Friday, October 17, 2014

Isolation

I'm going to start this one with a post script. Because I can. So here ya go...

P.S. After I wrote this I decided to save it as a draft and not publish it. Not because it's a rambling public display of ADHD thought processes, which it totally is, but because it was such a downer coming right on the heels of the meltdown junk I shared.  I didn't want another bummer clogging up the blog. Life's more fun than that as a rule, but sometimes life just doesn't seem fun. Sometimes the heavy weighs a little more, the hurts tug a little more at your heart.

This was written on a hurting day.

And then today... well... today was so awesome that I'm able to put this out there in a way I couldn't when I wrote it.
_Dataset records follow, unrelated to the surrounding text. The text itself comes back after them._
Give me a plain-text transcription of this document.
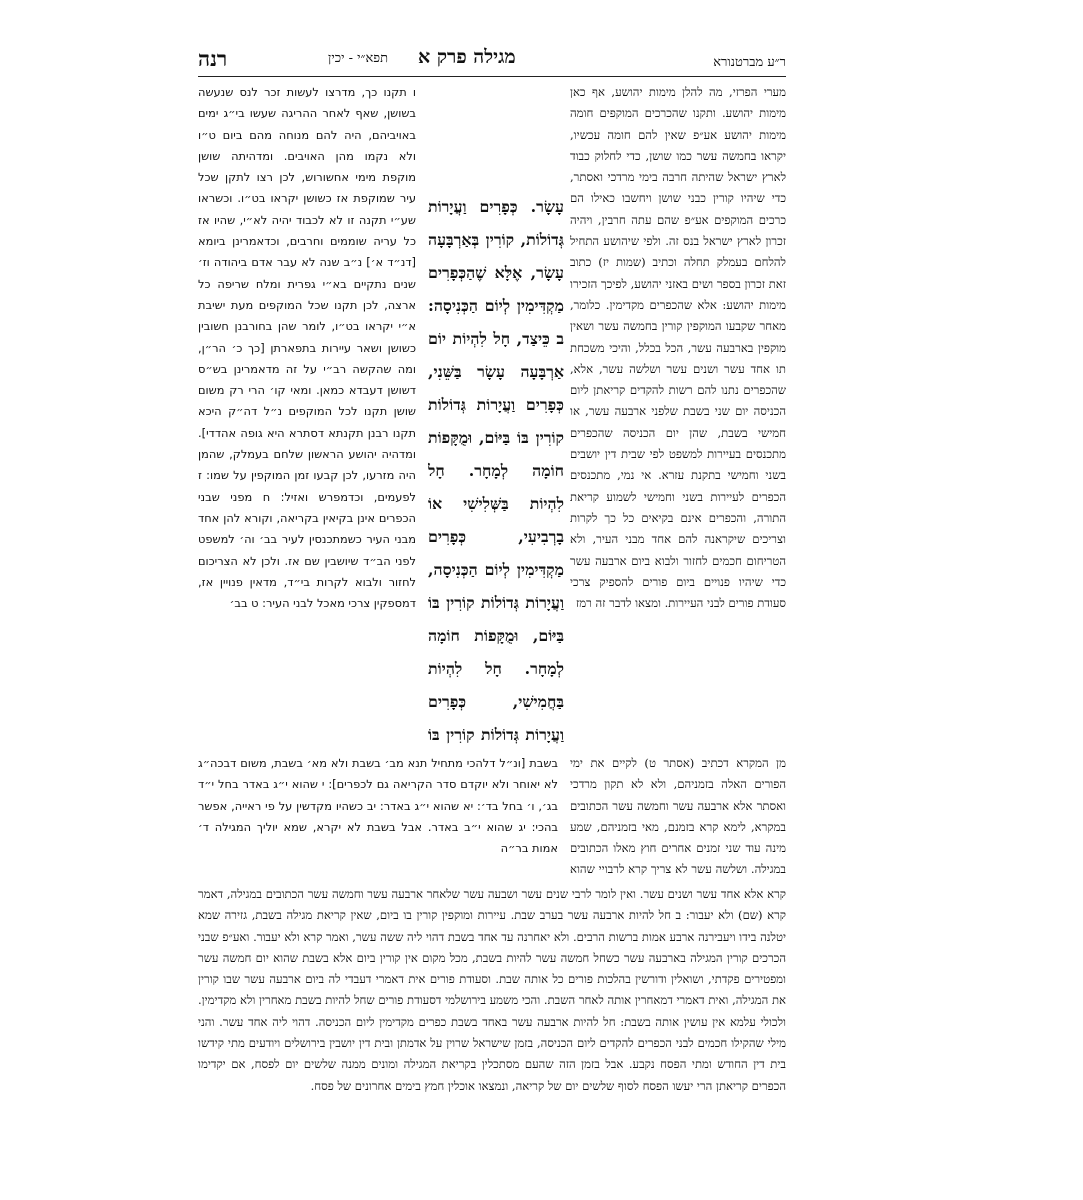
ר״ע מברטנורא
מגילה פרק א
תפא״י - יכין
רנה

מערי הפרזי, מה להלן מימות יהושע, אף כאן מימות יהושע. ותקנו שהכרכים המוקפים חומה מימות יהושע אע״פ שאין להם חומה עכשיו, יקראו בחמשה עשר כמו שושן, כדי לחלוק כבוד לארץ ישראל שהיתה חרבה בימי מרדכי ואסתר, כדי שיהיו קורין כבני שושן ויחשבו כאילו הם כרכים המוקפים אע״פ שהם עתה חרבין, ויהיה זכרון לארץ ישראל בנס זה. ולפי שיהושע התחיל להלחם בעמלק תחלה וכתיב (שמות יז) כתוב זאת זכרון בספר ושים באזני יהושע, לפיכך הזכירו מימות יהושע: אלא שהכפרים מקדימין. כלומר, מאחר שקבעו המוקפין קורין בחמשה עשר ושאין מוקפין בארבעה עשר, הכל בכלל, והיכי משכחת תו אחד עשר ושנים עשר ושלשה עשר, אלא, שהכפרים נתנו להם רשות להקדים קריאתן ליום הכניסה יום שני בשבת שלפני ארבעה עשר, או חמישי בשבת, שהן יום הכניסה שהכפרים מתכנסים בעיירות למשפט לפי שבית דין יושבים בשני וחמישי בתקנת עזרא. אי נמי, מתכנסים הכפרים לעיירות בשני וחמישי לשמוע קריאת התורה, והכפרים אינם בקיאים כל כך לקרות וצריכים שיקראנה להם אחד מבני העיר, ולא הטריחום חכמים לחזור ולבוא ביום ארבעה עשר כדי שיהיו פנויים ביום פורים להספיק צרכי סעודת פורים לבני העיירות. ומצאו לדבר זה רמז

עָשָׂר. כְּפָרִים וַעֲיָרוֹת גְּדוֹלוֹת, קוֹרִין בְּאַרְבָּעָה עָשָׂר, אֶלָּא שֶׁהַכְּפָרִים מַקְדִּימִין לְיוֹם הַכְּנִיסָה: ב כֵּיצַד, חָל לִהְיוֹת יוֹם אַרְבָּעָה עָשָׂר בַּשֵּׁנִי, כְּפָרִים וַעֲיָרוֹת גְּדוֹלוֹת קוֹרִין בּוֹ בַּיּוֹם, וּמֻקָּפוֹת חוֹמָה לְמָחָר. חָל לִהְיוֹת בַּשְּׁלִישִׁי אוֹ בָרְבִיעִי, כְּפָרִים מַקְדִּימִין לְיוֹם הַכְּנִיסָה, וַעֲיָרוֹת גְּדוֹלוֹת קוֹרִין בּוֹ בַּיּוֹם, וּמֻקָּפוֹת חוֹמָה לְמָחָר. חָל לִהְיוֹת בַּחֲמִישִׁי, כְּפָרִים וַעֲיָרוֹת גְּדוֹלוֹת קוֹרִין בּוֹ

ו תקנו כך, מדרצו לעשות זכר לנס שנעשה בשושן, שאף לאחר ההריגה שעשו בי״ג ימים באויביהם, היה להם מנוחה מהם ביום ט״ו ולא נקמו מהן האויבים. ומדהיתה שושן מוקפת מימי אחשורוש, לכן רצו לתקן שכל עיר שמוקפת אז כשושן יקראו בט״ו. וכשראו שע״י תקנה זו לא לכבוד יהיה לא״י, שהיו אז כל עריה שוממים וחרבים, וכדאמרינן ביומא [דנ״ד א׳] נ״ב שנה לא עבר אדם ביהודה וז׳ שנים נתקיים בא״י גפרית ומלח שריפה כל ארצה, לכן תקנו שכל המוקפים מעת ישיבת א״י יקראו בט״ו, לומר שהן בחורבנן חשובין כשושן ושאר עיירות בתפארתן [כך כ׳ הר״ן, ומה שהקשה רב״י על זה מדאמרינן בש״ס דשושן דעבדא כמאן. ומאי קו׳ הרי רק משום שושן תקנו לכל המוקפים נ״ל דה״ק היכא תקנו רבנן תקנתא דסתרא היא גופה אהדדי]. ומדהיה יהושע הראשון שלחם בעמלק, שהמן היה מזרעו, לכן קבעו זמן המוקפין על שמו: ז לפעמים, וכדמפרש ואזיל: ח מפני שבני הכפרים אינן בקיאין בקריאה, וקורא להן אחד מבני העיר כשמתכנסין לעיר בב׳ וה׳ למשפט לפני הב״ד שיושבין שם אז. ולכן לא הצריכום לחזור ולבוא לקרות בי״ד, מדאין פנויין אז, דמספקין צרכי מאכל לבני העיר: ט בב׳

מן המקרא דכתיב (אסתר ט) לקיים את ימי הפורים האלה בזמניהם, ולא לא תקון מרדכי ואסתר אלא ארבעה עשר וחמשה עשר הכתובים במקרא, לימא קרא בזמנם, מאי בזמניהם, שמע מינה עוד שני זמנים אחרים חוץ מאלו הכתובים במגילה. ושלשה עשר לא צריך קרא לרבויי שהוא

בשבת [ונ״ל דלהכי מתחיל תנא מב׳ בשבת ולא מא׳ בשבת, משום דבכה״ג לא יאוחר ולא יוקדם סדר הקריאה גם לכפרים]: י שהוא י״ג באדר בחל י״ד בג׳, ו׳ בחל בד׳: יא שהוא י״ג באדר: יב כשהיו מקדשין על פי ראייה, אפשר בהכי: יג שהוא י״ב באדר. אבל בשבת לא יקרא, שמא יוליך המגילה ד׳ אמות בר״ה

קרא אלא אחד עשר ושנים עשר. ואין לומר לרבי שנים עשר ושבעה עשר שלאחר ארבעה עשר וחמשה עשר הכתובים במגילה, דאמר קרא (שם) ולא יעבור: ב חל להיות ארבעה עשר בערב שבת. עיירות ומוקפין קורין בו ביום, שאין קריאת מגילה בשבת, גזירה שמא יטלנה בידו ויעבירנה ארבע אמות ברשות הרבים. ולא יאחרנה עד אחד בשבת דהוי ליה ששה עשר, ואמר קרא ולא יעבור. ואע״פ שבני הכרכים קורין המגילה בארבעה עשר כשחל חמשה עשר להיות בשבת, מכל מקום אין קורין ביום אלא בשבת שהוא יום חמשה עשר ומפטירים פקדתי, ושואלין ודורשין בהלכות פורים כל אותה שבת. וסעודת פורים אית דאמרי דעבדי לה ביום ארבעה עשר שבו קורין את המגילה, ואית דאמרי דמאחרין אותה לאחר השבת. והכי משמע בירושלמי דסעודת פורים שחל להיות בשבת מאחרין ולא מקדימין. ולכולי עלמא אין עושין אותה בשבת: חל להיות ארבעה עשר באחד בשבת כפרים מקדימין ליום הכניסה. דהוי ליה אחד עשר. והני מילי שהקילו חכמים לבני הכפרים להקדים ליום הכניסה, בזמן שישראל שרוין על אדמתן ובית דין יושבין בירושלים ויודעים מתי קידשו בית דין החודש ומתי הפסח נקבע. אבל בזמן הזה שהעם מסתכלין בקריאת המגילה ומונים ממנה שלשים יום לפסח, אם יקדימו הכפרים קריאתן הרי יעשו הפסח לסוף שלשים יום של קריאה, ונמצאו אוכלין חמץ בימים אחרונים של פסח.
Today, instead of hate and frustration we had happy and funny and friendly. We escaped, for one beautiful Indian Summer day, the pressures of our burdens and just ... existed.

No, he didn't like leaving the neighbor's house. But we were AT our neighbor's house. He played with their children. Two ridiculously sweet and adorable and fun little girls. Took turns too, which is a whole other level of where-the-hell-did-that-come-from.
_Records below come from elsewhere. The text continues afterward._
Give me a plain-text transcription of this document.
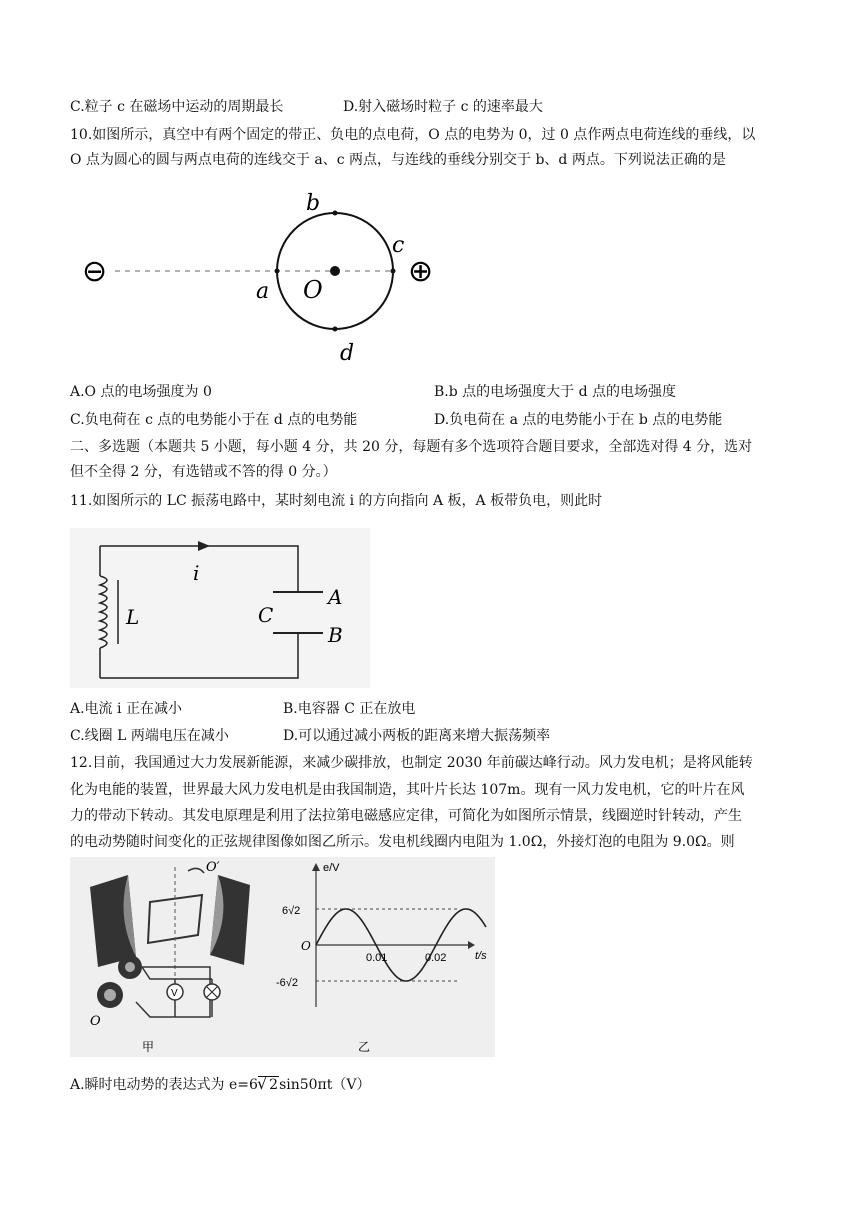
C.粒子 c 在磁场中运动的周期最长	D.射入磁场时粒子 c 的速率最大
10.如图所示，真空中有两个固定的带正、负电的点电荷，O 点的电势为 0，过 0 点作两点电荷连线的垂线，以
O 点为圆心的圆与两点电荷的连线交于 a、c 两点，与连线的垂线分别交于 b、d 两点。下列说法正确的是
⊖	⊕
a
b
c
d
O
A.O 点的电场强度为 0	B.b 点的电场强度大于 d 点的电场强度
C.负电荷在 c 点的电势能小于在 d 点的电势能	D.负电荷在 a 点的电势能小于在 b 点的电势能
二、多选题（本题共 5 小题，每小题 4 分，共 20 分，每题有多个选项符合题目要求，全部选对得 4 分，选对
但不全得 2 分，有选错或不答的得 0 分。）
11.如图所示的 LC 振荡电路中，某时刻电流 i 的方向指向 A 板，A 板带负电，则此时
i
L	C
A
B
A.电流 i 正在减小	B.电容器 C 正在放电
C.线圈 L 两端电压在减小	D.可以通过减小两板的距离来增大振荡频率
12.目前，我国通过大力发展新能源，来减少碳排放，也制定 2030 年前碳达峰行动。风力发电机；是将风能转
化为电能的装置，世界最大风力发电机是由我国制造，其叶片长达 107m。现有一风力发电机，它的叶片在风
力的带动下转动。其发电原理是利用了法拉第电磁感应定律，可简化为如图所示情景，线圈逆时针转动，产生
的电动势随时间变化的正弦规律图像如图乙所示。发电机线圈内电阻为 1.0Ω，外接灯泡的电阻为 9.0Ω。则
V
O′
O
甲
e/V
t/s
O
6√2
-6√2
0.01	0.02
乙
A.瞬时电动势的表达式为 e=6√ 2sin50πt（V）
He ran and climbed and smiled and giggled and watched and participated. He tried to swing, wasn't quite sure what to do. he tried to play tag, wasn't sure about the whole you-me-you thing. It was ... awkward... but it was great. It only took... I don't know how long... two years? Have they lived here that long? It was only a few months ago he was growling at these same girls when they came into our back yard, trying to chase them away. Today was a culmination of work and timed interactions and a kind of panicked road block attitude I always had when he interacted with them; let him play for just a few minutes, kept it short, then re-directed quickly before he realized what happened.

There was hardly any roadblocking today. Today everything was awesome.
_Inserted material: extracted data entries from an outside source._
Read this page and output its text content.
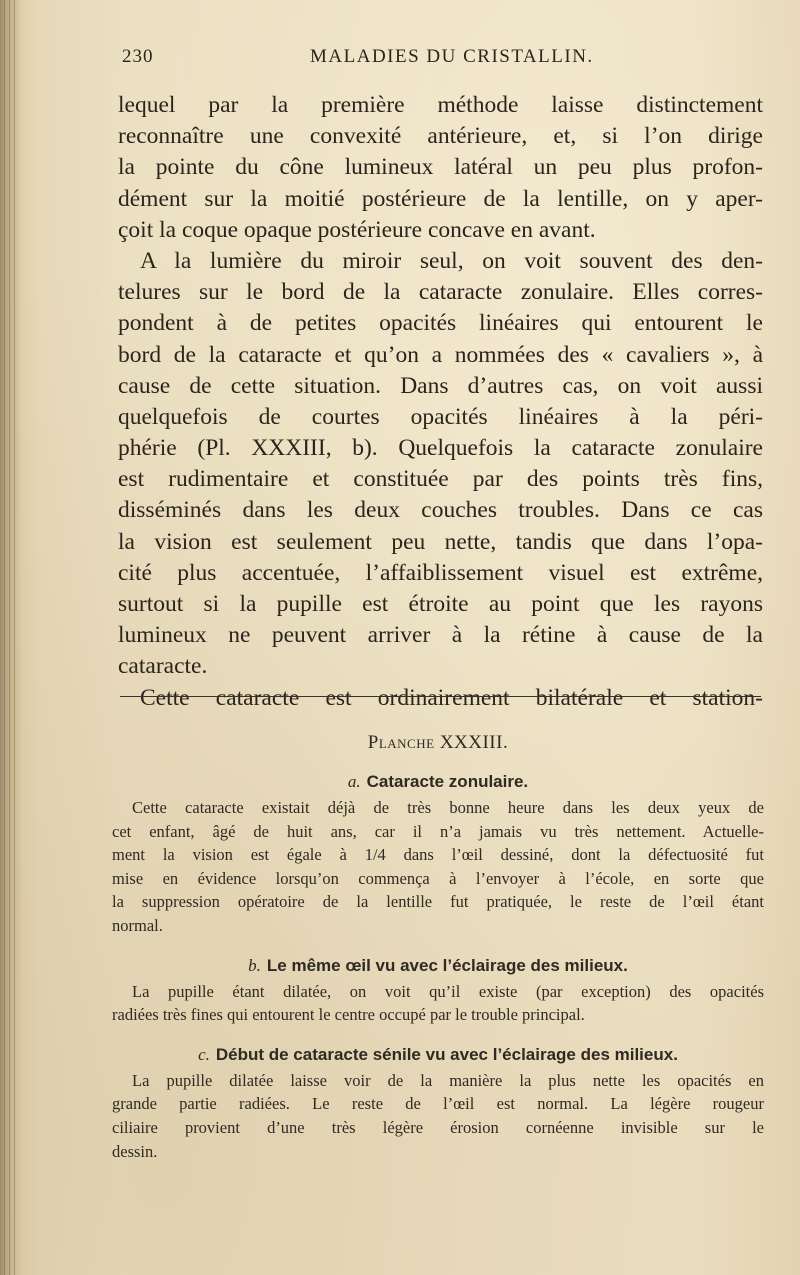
230	MALADIES DU CRISTALLIN.
lequel par la première méthode laisse distinctement
reconnaître une convexité antérieure, et, si l’on dirige
la pointe du cône lumineux latéral un peu plus profon-
dément sur la moitié postérieure de la lentille, on y aper-
çoit la coque opaque postérieure concave en avant.
A la lumière du miroir seul, on voit souvent des den-
telures sur le bord de la cataracte zonulaire. Elles corres-
pondent à de petites opacités linéaires qui entourent le
bord de la cataracte et qu’on a nommées des « cavaliers », à
cause de cette situation. Dans d’autres cas, on voit aussi
quelquefois de courtes opacités linéaires à la péri-
phérie (Pl. XXXIII, b). Quelquefois la cataracte zonulaire
est rudimentaire et constituée par des points très fins,
disséminés dans les deux couches troubles. Dans ce cas
la vision est seulement peu nette, tandis que dans l’opa-
cité plus accentuée, l’affaiblissement visuel est extrême,
surtout si la pupille est étroite au point que les rayons
lumineux ne peuvent arriver à la rétine à cause de la
cataracte.
Cette cataracte est ordinairement bilatérale et station-
Planche XXXIII.
a. Cataracte zonulaire.
Cette cataracte existait déjà de très bonne heure dans les deux yeux de
cet enfant, âgé de huit ans, car il n’a jamais vu très nettement. Actuelle-
ment la vision est égale à 1/4 dans l’œil dessiné, dont la défectuosité fut
mise en évidence lorsqu’on commença à l’envoyer à l’école, en sorte que
la suppression opératoire de la lentille fut pratiquée, le reste de l’œil étant
normal.
b. Le même œil vu avec l’éclairage des milieux.
La pupille étant dilatée, on voit qu’il existe (par exception) des opacités
radiées très fines qui entourent le centre occupé par le trouble principal.
c. Début de cataracte sénile vu avec l’éclairage des milieux.
La pupille dilatée laisse voir de la manière la plus nette les opacités en
grande partie radiées. Le reste de l’œil est normal. La légère rougeur
ciliaire provient d’une très légère érosion cornéenne invisible sur le
dessin.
And then we came home and played in the dirt in our pjs. We ate pizza. We swang for hours, just regulating. Being quiet. Being together.

So when you read the rest of this post and think 'dang that sucks' just remember that even when I wrote it I knew that everything comes in phases. Nothing is the same forever. Some things get worse over time. Some things get better. There's good and there's bad. 

And sometimes, on rare and beautiful days like today, there's awesome.



As he gets older, most things about our life get easier.

We understand each other better.  We can anticipate each other more often. We communicate better. We enjoy each other even beyond the mother-son relationship: we are friends.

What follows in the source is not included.